A guide to mapping with the help of image segmentation
Posted by blkatbyhh on 26 November 2022 in English. Last updated on 27 November 2022.This guide is a translation of my previous diary written in Chinese. The motivation for developing this method is trying to find a way to map vast areas of forests with minimum human effort.
Methodology
The OpenStreetMap data is based on nodes and vector ways. Manual mapping requires a mapper to put nodes on the satellite pictures and connect nodes by mouse clicking, which is a time-consuming process. This guide proposes a software-assisted workflow to ease the mapping process, it includes the following steps.
- Raster image acquiring and segmentation
- Raster image preparation
- Vectorization
- Mapping to OSM
Raster image acquiring and segmentation
Software used in this step:
- JOSM
- Fiji (Fiji Is Just ImageJ)
Install the JOSM plugin importvec and restart JOSM, Download the map data of the region of interest (ROI), choose a satellite source and download the image. Hide the data layer and take a snapshot of the satellite image on (ROI). Save the snapshot as JPG or PNG file.
Open the snapshot image in Fiji. Turn to the menu: Plugins, Segmentation, Trainable Weka Segmentation. A new Weka window will pop up containing the image. On the right side of the window, there are two preset classes 1 and 2 representing features to be recognized in the image. Create more if needed with create new class button on the left side, and in settings button, you can rename the preset class 1 and 2 to meaningful names to avoid mistakes made by yourself.
Now you can use your mouse left click and hold to draw a curve on the image and click “add to class” button to tag the feature and repeat to create several items. Double-click an item to remove it if you tag it wrong. You don’t have to precisely draw along the edge of the feature, just draw a random curve inside it. When you have collected several items, you can click train classifier in the top-left corner to, well, train the classifier.
When training is finished, the image will be covered with different colors, each representing a feature. You can click toggle overlay to check if the classifier works well to identify the image features. At this step, you can refine the classifier by tagging the wrongly recognized area and train the classifier again until the result satisfy you. You don’t have to push the classifier to perfect because a precise vector requires unlimited control points but JOSM limits 2000 nodes to a way vector, there will be a simplification process to reduce the number of nodes. Now you can click create result and have a colored image.
Raster image preparation
Software used in this step:
- Fiji (Fiji Is Just ImageJ)
Now you have a classified (not that kind of classified :D) result image, each pixel of the image has a value of 0, 1, or 2, etc. representing its tag. The next step is to pick the area you want to map and remove the others. Go to the menu Image, Adjust, Threshold, in the popped-up dialog window, there are two slide bars, use them to pinpoint the target value, say 0 representing the forest. Click Apply and you will see your colored result image turn to a black-and-white image, and only the forest area is left.

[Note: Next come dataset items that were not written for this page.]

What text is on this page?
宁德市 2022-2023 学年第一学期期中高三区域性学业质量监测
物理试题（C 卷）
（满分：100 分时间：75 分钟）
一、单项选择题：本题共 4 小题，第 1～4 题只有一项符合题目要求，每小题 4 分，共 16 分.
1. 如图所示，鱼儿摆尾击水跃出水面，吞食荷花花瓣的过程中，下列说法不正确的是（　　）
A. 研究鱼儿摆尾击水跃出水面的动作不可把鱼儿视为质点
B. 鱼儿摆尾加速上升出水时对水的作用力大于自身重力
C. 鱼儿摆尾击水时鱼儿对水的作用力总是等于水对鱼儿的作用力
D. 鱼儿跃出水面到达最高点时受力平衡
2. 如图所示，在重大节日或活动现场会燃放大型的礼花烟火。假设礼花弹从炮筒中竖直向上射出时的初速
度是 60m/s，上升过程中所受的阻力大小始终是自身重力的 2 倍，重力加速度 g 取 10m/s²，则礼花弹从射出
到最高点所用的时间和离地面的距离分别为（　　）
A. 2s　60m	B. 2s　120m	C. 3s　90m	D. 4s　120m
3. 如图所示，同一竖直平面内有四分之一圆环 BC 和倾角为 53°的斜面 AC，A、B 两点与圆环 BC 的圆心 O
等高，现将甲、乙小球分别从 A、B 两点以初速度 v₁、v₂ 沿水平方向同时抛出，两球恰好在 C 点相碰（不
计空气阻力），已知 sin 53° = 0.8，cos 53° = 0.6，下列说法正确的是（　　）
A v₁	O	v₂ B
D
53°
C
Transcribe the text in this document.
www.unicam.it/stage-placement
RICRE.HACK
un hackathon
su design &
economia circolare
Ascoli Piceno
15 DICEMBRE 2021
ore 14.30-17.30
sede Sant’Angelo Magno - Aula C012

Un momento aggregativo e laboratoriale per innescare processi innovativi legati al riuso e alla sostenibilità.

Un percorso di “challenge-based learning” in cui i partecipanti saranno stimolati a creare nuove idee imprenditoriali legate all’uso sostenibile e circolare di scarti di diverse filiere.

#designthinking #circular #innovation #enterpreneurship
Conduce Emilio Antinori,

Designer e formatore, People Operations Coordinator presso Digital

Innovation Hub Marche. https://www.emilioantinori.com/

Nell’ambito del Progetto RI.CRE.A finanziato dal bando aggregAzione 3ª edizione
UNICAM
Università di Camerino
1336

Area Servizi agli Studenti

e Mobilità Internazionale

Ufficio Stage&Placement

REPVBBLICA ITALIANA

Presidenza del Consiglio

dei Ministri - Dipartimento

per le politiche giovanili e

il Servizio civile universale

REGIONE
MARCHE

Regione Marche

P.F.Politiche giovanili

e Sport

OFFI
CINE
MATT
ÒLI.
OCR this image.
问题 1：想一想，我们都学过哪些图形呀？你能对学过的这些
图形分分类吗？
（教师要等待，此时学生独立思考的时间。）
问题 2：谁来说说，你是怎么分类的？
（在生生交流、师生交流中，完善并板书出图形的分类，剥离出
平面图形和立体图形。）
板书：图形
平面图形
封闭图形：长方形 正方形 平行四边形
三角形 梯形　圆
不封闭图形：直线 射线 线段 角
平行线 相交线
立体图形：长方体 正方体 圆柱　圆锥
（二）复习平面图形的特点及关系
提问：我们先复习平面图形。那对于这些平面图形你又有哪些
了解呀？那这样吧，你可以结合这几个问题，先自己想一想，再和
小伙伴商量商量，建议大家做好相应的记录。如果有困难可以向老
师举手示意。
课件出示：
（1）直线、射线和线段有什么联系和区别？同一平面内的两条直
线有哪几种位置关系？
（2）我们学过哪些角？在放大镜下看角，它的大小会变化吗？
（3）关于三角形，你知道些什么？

This image usually contains a lot of tiny dots you may want to remove. you can use Process, Binary, Erode several times to remove them and then apply Process, Binary, Dilate several times to recover the edge lost of the survived area. Don’t over-use this as it will turn curves zig-zagged. Make peace with the errors introduced in this process as we are trying our best to minimize human efforts.
And also feel free to use Process, Binary, Fill holes to remove the hollow area in the ROI area, this will save our time in the mapping process by avoiding creating a lot of multipolygon relationships. You can add inner features back with another classified result.
You may also want to remove those areas cut by the edge of the snapshot by clicking Flood Fill Tool button on the Fiji. If the edge-cut areas are connected with the main ROI area, use Process, Binary, Watershed to cut all the area into small pieces, after removing the unwanted area, Process, Binary, Close~ once and all the pieces will be connected again.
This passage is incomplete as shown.